“The God Stealer” is a short story by Filipino National Artist F. Sionil José. It is José’s most anthologized work of fiction. It is not just a tale about an Ifugao stealing a religious idol, but also about the friendship that developed between a Filipino and an American, a representation of the relationship that developed between the “colonized” and the “colonizer”.
The main characters in “The God Stealer” are Philip Latak and Sam Cristie. Philip, also known as Ip-pig, is an Ifugao who became a Christian and lived in Manila. By becoming a city dweller, Philip became less sentimental with his cultural identity, beliefs, and customs. His name was derived from the word Philippines. On the other hand, Sam Christie was an American who wanted to view the rice terraces of the Mountain Province (also known as the Cordilleras). He was also interested in purchasing an original figurine of an Ifugao god. His name was derived from Uncle Sam, a representation of the United States. Philip and Sam were co-workers.
The story begins with two officemates, Philip Latak (an Ifugao from the Mountain Province now working in Manila) and Sam Cristie, an American on the bus to Baguio. Philip (Ip-pig) now lives in Manila against the wishes of his immediate family, particularly his grandfather who intended to bequeth to Philip his share of the famous rice terraces. They are on their way to Baguio for one purpose: Sam wants to buy a genuine Ifugao god as souvenir and Philip was to help him find an authentic one through his local connections.
Philip is a Christian who no longer has any respect or affection for the Ifugao customs and religion. He considers himself a city boy and has no inclination to return to mountain life. Despite this attitude, his grandfather is pleased to see him and decides to throw a big party in his honor. On the day of the party, Sam and Philip discovered that no Ifugao is willing to sell his god. And as a last resort, Philip offers to steal the god of his grandfather because he feels it would be his way of showing his gratitude to Sam for giving him a rise at work. The consequences of this act are severe.
The next day, his grandfather died because he discovered that his god was stolen. He also informs Sam that Philip will no longer be going back to Manila. Curious, Sam looks for Philip and found him working in his grandfather’s house.
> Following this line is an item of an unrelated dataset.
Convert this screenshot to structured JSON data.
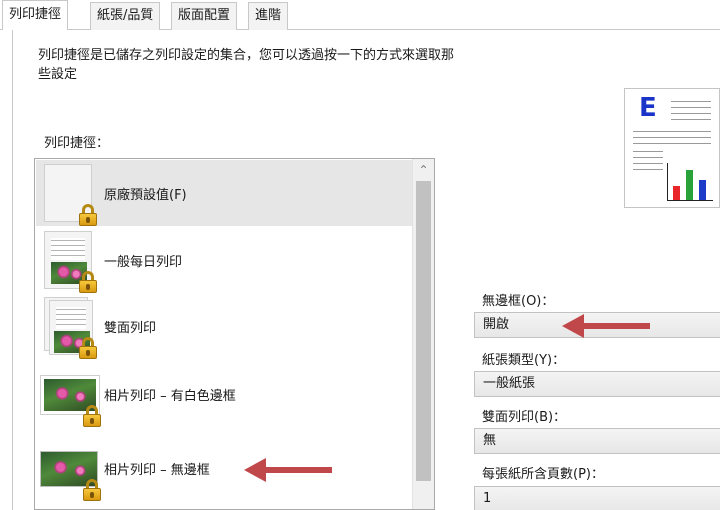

Philip sadly explains his reasons for choosing to stay in the mountains: “I could forgive myself for having stolen it. But the old man- he had always been wise, Sam. He knew that it was me who did it from the very start. He wanted so much to believe that it wasn’t me. But he couldn’t pretend – and neither can I. I killed him, Sam. I killed him because I wanted to be free from these. These cursed terraces because I wanted to be grateful. I killed him who loved me most…” a faltering and stifled sob.
In the dark hut, Sam noticed that Philip is now attired in G-string, the traditional costume of the Ifugao. Furthermore, Philip is busy carving another idol, a new god to replace the old one which Sam will take to America as a souvenir. Philip’s repudiation of his Ifugao heritage may be extrapolated to mean that Filipino’s rejection of his own roots and its replacement with colonial values.
Philip’s denial of his Ifugao custom may mean that Filipino’s rejection of his own roots and its replacement with colonial values. It is significant that Philip steals the God for Sam out of gratitude. Thus is it the Filipino gave up his most precious symbol of his past traditions to the Americans as an expression of gratitude? And by giving this symbol away, the Filipino murders his own roots. Again, the colonial culture has been a negative force in the Philippine History and the true Filipino is the tribal Filipino, or the poor Filipino least touched by colonial culture.
Philip’s act of thievery represented the Filipinos’ giving up of their past tribal origins and traditions, only to be replaced by an “unnatural” culture brought by colonialism. At one time in history, colonialism brought to the Filipinos a state of confusion, troubled emotions, helplessness, torment, embarrassment and the inability to embrace the past. It is symbolic of the foreigner’s exploitation and imperialistic ambitions on the Filipino.
But it’s not only about the Filipino culture and tradition it is also about the good characters of the Filipino people, the life they have suffered, the difference between the Ifugao belief and the stranger, about the love of Filipinos in their native land, the contentment of Ifugao of what they have.